キャロットは当時のなんばCITYの先端部で、現在の飲食店街である「なんばこめじるし」の場所が該当するようです。

nambacity.com

駅直結ということもあって店舗の立地も抜群、且つ当時としてはかなり広い店舗面積を有していたこともあり、ナムコにおいても当時は関西の基幹店としての位置付けだったようです。

またハイスコア集計開始当初から掲載された歴史があるため、ベーマガ初期の関西地区代表店というイメージがありました。店舗欄は1988年5月号まで確認出来ましたが、そこで掲載はストップしています。
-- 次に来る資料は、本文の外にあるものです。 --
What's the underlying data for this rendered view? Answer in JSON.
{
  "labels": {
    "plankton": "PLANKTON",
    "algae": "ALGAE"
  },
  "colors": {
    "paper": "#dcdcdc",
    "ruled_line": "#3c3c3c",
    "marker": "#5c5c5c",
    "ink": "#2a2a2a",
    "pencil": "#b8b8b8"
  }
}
1988年4月にそれまでの「なんばCITYビッグキャロット」から、現在もナムコ直営店舗名称として使用されている「プラボ」の第一号店として「プラボエイビス」と名称が変更されており、時期が一致することからその際にスコア集計もストップしたと思われます。そして現在はなんばCITYの隣、元大阪球場跡地のなんばパークス内に場所を移してナムコロケの営業が続いています。

 

最後に当ブログを見て頂いている読者の皆様へお願いです。

トピック店舗に限らず、店舗の正確な位置情報、当時の店舗写真やエピソード等をお持ちの方がいらっしゃいましたら、是非ともコメント欄に情報をお寄せいただきたくお願い申し上げます。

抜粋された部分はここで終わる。